SET index tallies further dip

SET index tallies further dip

Investors jittery over escalating trade row

An investor monitors a screen of red at Asia Plus Securities headquarters on Sathon Road in Bangkok. Monday's plunge was steeper than last Friday's close. (Photo by Pormprom Satrabhaya)
An investor monitors a screen of red at Asia Plus Securities headquarters on Sathon Road in Bangkok. Monday's plunge was steeper than last Friday's close. (Photo by Pormprom Satrabhaya)

The Stock Exchange of Thailand (SET) index continued its plunge on Monday as investment appetite was eclipsed by China's retaliatory measures to counter the US's latest tariff threat.

Monday's fall was steeper than last Friday's closing, with the SET index ending at 1,665.99 points, down 18.72 points or 1.11%, in turnover worth 48.5 billion baht.

Major Asian stock indices closed in the red, with Hong Kong's Hang Seng index plummeting by 2.85% and South Korea's Kospi index sinking by 2.56%.

"It is a continuation from last week after US President Donald Trump reignited the trade war," said Trinity Securities executive director Nuttachart Mekmasin.

"The Chinese government allowed the yuan to weaken on Monday, which could be a response to the US tariff threat."

The offshore yuan fell to its lowest level against the greenback since August 2010, prompting speculation that China is using currency depreciation to counter punitive US tariffs.

China's state-owned enterprises have also been asked to suspend imports of US agricultural products, according to Bloomberg.

Mr Nuttachart said the weakening yuan will automatically make the value of US exports goods more expensive compared with those of China.

"This is a new factor. Moreover, there are also protests in Hong Kong that could escalate further, resulting in a drop of the Hong Kong stock market of nearly 3%," he said.

A 1% decline in the SET index is quite minimal compared with regional bourses, said Mr Nuttachart.

Foreign investors were net sellers of 2.65 billion baht and institutional investors offloaded 1.3 billion worth of shares on Monday.


Viwat Techapoonphol, deputy mana‑ ging director at Tisco Securities, said many investors have not decided to embark on equity purchases because of concerns over the US's announcement of the imposition of an additional 10% tariffs on Chinese imports.

The tariffs will take effect Sept 1 on US$300 billion in goods.

President Trump tweeted that China has turned back on its promise to buy large US agricultural products, resulting in another punitive tariff by the world's largest economy.
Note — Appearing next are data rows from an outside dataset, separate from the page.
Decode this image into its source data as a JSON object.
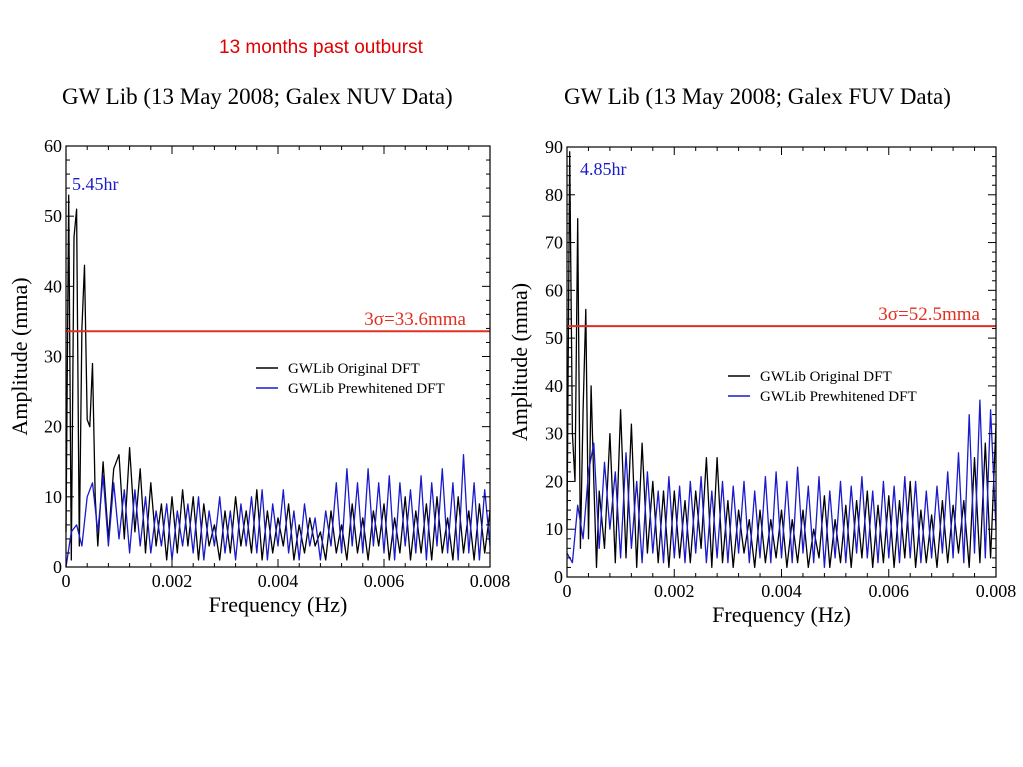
{
  "headline": "13 months past outburst",
  "chart_data": [
    {
      "type": "line",
      "title": "GW Lib (13 May 2008; Galex NUV Data)",
      "xlabel": "Frequency (Hz)",
      "ylabel": "Amplitude (mma)",
      "xlim": [
        0,
        0.008
      ],
      "ylim": [
        0,
        60
      ],
      "xticks": [
        0,
        0.002,
        0.004,
        0.006,
        0.008
      ],
      "xtick_labels": [
        "0",
        "0.002",
        "0.004",
        "0.006",
        "0.008"
      ],
      "yticks": [
        0,
        10,
        20,
        30,
        40,
        50,
        60
      ],
      "ytick_labels": [
        "0",
        "10",
        "20",
        "30",
        "40",
        "50",
        "60"
      ],
      "grid": false,
      "legend_position": "middle-right",
      "threshold": {
        "value": 33.6,
        "label": "3σ=33.6mma",
        "color": "#e03020"
      },
      "annotations": [
        {
          "text": "5.45hr",
          "x": 5e-05,
          "y": 53,
          "color": "#1a1acc"
        }
      ],
      "series": [
        {
          "name": "GWLib Original DFT",
          "color": "#000000",
          "x": [
            0,
            5e-05,
            0.0001,
            0.00015,
            0.0002,
            0.00025,
            0.0003,
            0.00035,
            0.0004,
            0.00045,
            0.0005,
            0.00055,
            0.0006,
            0.0007,
            0.0008,
            0.0009,
            0.001,
            0.0011,
            0.0012,
            0.0013,
            0.0014,
            0.0015,
            0.0016,
            0.0017,
            0.0018,
            0.0019,
            0.002,
            0.0021,
            0.0022,
            0.0023,
            0.0024,
            0.0025,
            0.0026,
            0.0027,
            0.0028,
            0.0029,
            0.003,
            0.0031,
            0.0032,
            0.0033,
            0.0034,
            0.0035,
            0.0036,
            0.0037,
            0.0038,
            0.0039,
            0.004,
            0.0041,
            0.0042,
            0.0043,
            0.0044,
            0.0045,
            0.0046,
            0.0047,
            0.0048,
            0.0049,
            0.005,
            0.0051,
            0.0052,
            0.0053,
            0.0054,
            0.0055,
            0.0056,
            0.0057,
            0.0058,
            0.0059,
            0.006,
            0.0061,
            0.0062,
            0.0063,
            0.0064,
            0.0065,
            0.0066,
            0.0067,
            0.0068,
            0.0069,
            0.007,
            0.0071,
            0.0072,
            0.0073,
            0.0074,
            0.0075,
            0.0076,
            0.0077,
            0.0078,
            0.0079,
            0.008
          ],
          "values": [
            5,
            53,
            1,
            47,
            51,
            3,
            34,
            43,
            21,
            20,
            29,
            10,
            3,
            15,
            4,
            14,
            16,
            4,
            17,
            5,
            14,
            2,
            12,
            3,
            9,
            1,
            10,
            2,
            11,
            3,
            10,
            1,
            9,
            3,
            6,
            1,
            8,
            2,
            10,
            3,
            8,
            2,
            11,
            1,
            8,
            2,
            7,
            3,
            9,
            1,
            6,
            2,
            7,
            3,
            5,
            1,
            8,
            2,
            6,
            1,
            9,
            2,
            7,
            1,
            8,
            3,
            9,
            1,
            7,
            2,
            10,
            1,
            8,
            2,
            9,
            1,
            10,
            2,
            7,
            1,
            10,
            2,
            8,
            1,
            9,
            2,
            8
          ]
        },
        {
          "name": "GWLib Prewhitened DFT",
          "color": "#1a1acc",
          "x": [
            0,
            0.0001,
            0.0002,
            0.0003,
            0.0004,
            0.0005,
            0.0006,
            0.0007,
            0.0008,
            0.0009,
            0.001,
            0.0011,
            0.0012,
            0.0013,
            0.0014,
            0.0015,
            0.0016,
            0.0017,
            0.0018,
            0.0019,
            0.002,
            0.0021,
            0.0022,
            0.0023,
            0.0024,
            0.0025,
            0.0026,
            0.0027,
            0.0028,
            0.0029,
            0.003,
            0.0031,
            0.0032,
            0.0033,
            0.0034,
            0.0035,
            0.0036,
            0.0037,
            0.0038,
            0.0039,
            0.004,
            0.0041,
            0.0042,
            0.0043,
            0.0044,
            0.0045,
            0.0046,
            0.0047,
            0.0048,
            0.0049,
            0.005,
            0.0051,
            0.0052,
            0.0053,
            0.0054,
            0.0055,
            0.0056,
            0.0057,
            0.0058,
            0.0059,
            0.006,
            0.0061,
            0.0062,
            0.0063,
            0.0064,
            0.0065,
            0.0066,
            0.0067,
            0.0068,
            0.0069,
            0.007,
            0.0071,
            0.0072,
            0.0073,
            0.0074,
            0.0075,
            0.0076,
            0.0077,
            0.0078,
            0.0079,
            0.008
          ],
          "values": [
            0,
            5,
            6,
            3,
            10,
            12,
            5,
            13,
            3,
            12,
            4,
            11,
            2,
            11,
            3,
            10,
            2,
            8,
            3,
            9,
            1,
            8,
            3,
            9,
            2,
            10,
            1,
            8,
            3,
            10,
            2,
            8,
            1,
            9,
            3,
            10,
            2,
            11,
            1,
            9,
            3,
            11,
            2,
            8,
            1,
            9,
            3,
            7,
            1,
            8,
            3,
            12,
            2,
            14,
            3,
            12,
            2,
            14,
            3,
            12,
            2,
            13,
            1,
            12,
            3,
            11,
            2,
            13,
            1,
            12,
            3,
            14,
            2,
            12,
            1,
            16,
            2,
            12,
            1,
            11,
            3
          ]
        }
      ]
    },
    {
      "type": "line",
      "title": "GW Lib (13 May 2008; Galex FUV Data)",
      "xlabel": "Frequency (Hz)",
      "ylabel": "Amplitude (mma)",
      "xlim": [
        0,
        0.008
      ],
      "ylim": [
        0,
        90
      ],
      "xticks": [
        0,
        0.002,
        0.004,
        0.006,
        0.008
      ],
      "xtick_labels": [
        "0",
        "0.002",
        "0.004",
        "0.006",
        "0.008"
      ],
      "yticks": [
        0,
        10,
        20,
        30,
        40,
        50,
        60,
        70,
        80,
        90
      ],
      "ytick_labels": [
        "0",
        "10",
        "20",
        "30",
        "40",
        "50",
        "60",
        "70",
        "80",
        "90"
      ],
      "grid": false,
      "legend_position": "middle-right",
      "threshold": {
        "value": 52.5,
        "label": "3σ=52.5mma",
        "color": "#e03020"
      },
      "annotations": [
        {
          "text": "4.85hr",
          "x": 5e-05,
          "y": 88,
          "color": "#1a1acc"
        }
      ],
      "series": [
        {
          "name": "GWLib Original DFT",
          "color": "#000000",
          "x": [
            0,
            5e-05,
            0.0001,
            0.00015,
            0.0002,
            0.00025,
            0.0003,
            0.00035,
            0.0004,
            0.00045,
            0.0005,
            0.00055,
            0.0006,
            0.0007,
            0.0008,
            0.0009,
            0.001,
            0.0011,
            0.0012,
            0.0013,
            0.0014,
            0.0015,
            0.0016,
            0.0017,
            0.0018,
            0.0019,
            0.002,
            0.0021,
            0.0022,
            0.0023,
            0.0024,
            0.0025,
            0.0026,
            0.0027,
            0.0028,
            0.0029,
            0.003,
            0.0031,
            0.0032,
            0.0033,
            0.0034,
            0.0035,
            0.0036,
            0.0037,
            0.0038,
            0.0039,
            0.004,
            0.0041,
            0.0042,
            0.0043,
            0.0044,
            0.0045,
            0.0046,
            0.0047,
            0.0048,
            0.0049,
            0.005,
            0.0051,
            0.0052,
            0.0053,
            0.0054,
            0.0055,
            0.0056,
            0.0057,
            0.0058,
            0.0059,
            0.006,
            0.0061,
            0.0062,
            0.0063,
            0.0064,
            0.0065,
            0.0066,
            0.0067,
            0.0068,
            0.0069,
            0.007,
            0.0071,
            0.0072,
            0.0073,
            0.0074,
            0.0075,
            0.0076,
            0.0077,
            0.0078,
            0.0079,
            0.008
          ],
          "values": [
            10,
            89,
            30,
            20,
            75,
            6,
            35,
            56,
            8,
            40,
            20,
            2,
            18,
            6,
            30,
            3,
            35,
            4,
            32,
            2,
            28,
            5,
            20,
            3,
            18,
            2,
            18,
            4,
            16,
            3,
            18,
            6,
            25,
            2,
            25,
            3,
            16,
            2,
            14,
            5,
            12,
            2,
            14,
            3,
            12,
            4,
            14,
            2,
            12,
            3,
            14,
            2,
            10,
            4,
            17,
            2,
            12,
            3,
            15,
            2,
            16,
            4,
            18,
            2,
            15,
            3,
            17,
            2,
            16,
            4,
            20,
            2,
            14,
            3,
            13,
            2,
            16,
            3,
            15,
            5,
            16,
            2,
            25,
            3,
            28,
            4,
            32
          ]
        },
        {
          "name": "GWLib Prewhitened DFT",
          "color": "#1a1acc",
          "x": [
            0,
            0.0001,
            0.0002,
            0.0003,
            0.0004,
            0.0005,
            0.0006,
            0.0007,
            0.0008,
            0.0009,
            0.001,
            0.0011,
            0.0012,
            0.0013,
            0.0014,
            0.0015,
            0.0016,
            0.0017,
            0.0018,
            0.0019,
            0.002,
            0.0021,
            0.0022,
            0.0023,
            0.0024,
            0.0025,
            0.0026,
            0.0027,
            0.0028,
            0.0029,
            0.003,
            0.0031,
            0.0032,
            0.0033,
            0.0034,
            0.0035,
            0.0036,
            0.0037,
            0.0038,
            0.0039,
            0.004,
            0.0041,
            0.0042,
            0.0043,
            0.0044,
            0.0045,
            0.0046,
            0.0047,
            0.0048,
            0.0049,
            0.005,
            0.0051,
            0.0052,
            0.0053,
            0.0054,
            0.0055,
            0.0056,
            0.0057,
            0.0058,
            0.0059,
            0.006,
            0.0061,
            0.0062,
            0.0063,
            0.0064,
            0.0065,
            0.0066,
            0.0067,
            0.0068,
            0.0069,
            0.007,
            0.0071,
            0.0072,
            0.0073,
            0.0074,
            0.0075,
            0.0076,
            0.0077,
            0.0078,
            0.0079,
            0.008
          ],
          "values": [
            5,
            3,
            15,
            8,
            22,
            28,
            6,
            24,
            10,
            22,
            4,
            26,
            6,
            20,
            3,
            22,
            5,
            18,
            3,
            21,
            4,
            19,
            3,
            20,
            5,
            21,
            3,
            18,
            4,
            20,
            3,
            19,
            5,
            20,
            3,
            18,
            4,
            21,
            3,
            22,
            4,
            20,
            3,
            23,
            5,
            19,
            3,
            21,
            2,
            18,
            4,
            20,
            3,
            19,
            5,
            21,
            4,
            18,
            3,
            20,
            4,
            19,
            3,
            21,
            4,
            20,
            3,
            18,
            4,
            19,
            5,
            22,
            4,
            26,
            3,
            34,
            5,
            37,
            4,
            35,
            10
          ]
        }
      ]
    }
  ]
}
"If the measure takes effect, this would significantly affect the global economy and stock markets worldwide. Investors also expect lower earnings from SET-listed companies, both for year-on-year and quarter-on-quarter," said Mr Viwat.
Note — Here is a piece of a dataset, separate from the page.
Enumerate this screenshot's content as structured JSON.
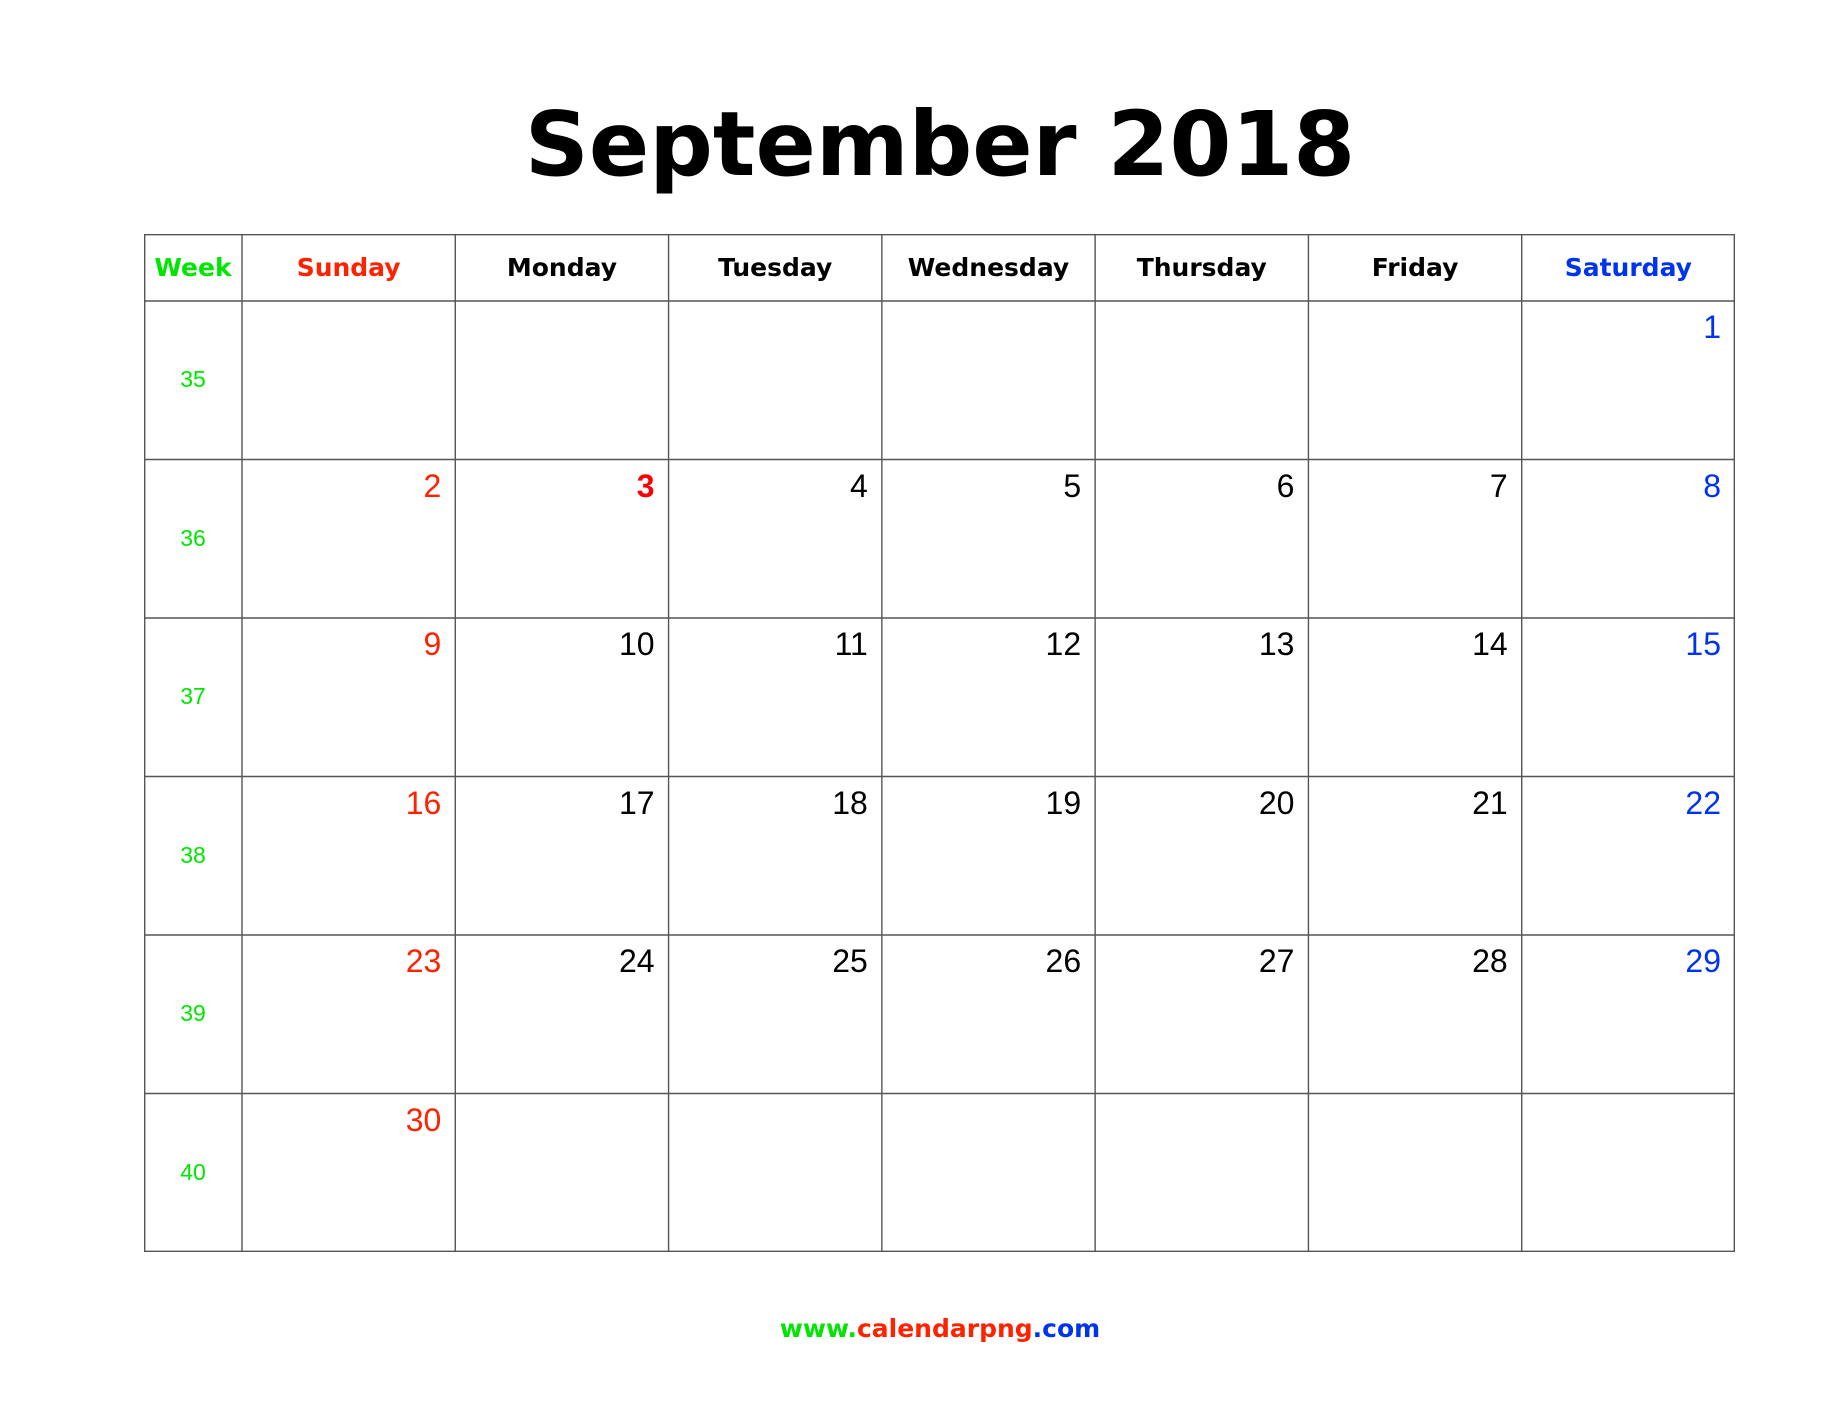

A greater weighting of Chinese A-shares, from 5% to 15% in the MSCI Emerging Markets index, is expected to cause foreign outflows from local equities worth around 9 billion baht, he said.

A global slowdown is possible amid easing monetary policies to boost economic growth momentum and with the 10-year US Treasury yield lower than the three-month yield for more than two months, indicating global investors are expecting lower growth in the long run, said Mr Viwat.

Tisco Securities anticipates foreign inflows this month, propelled by Thailand's sovereign credit rating outlook being adjusted to positive from stable by two international credit rating agencies, and expectations of looser monetary policies from global central banks.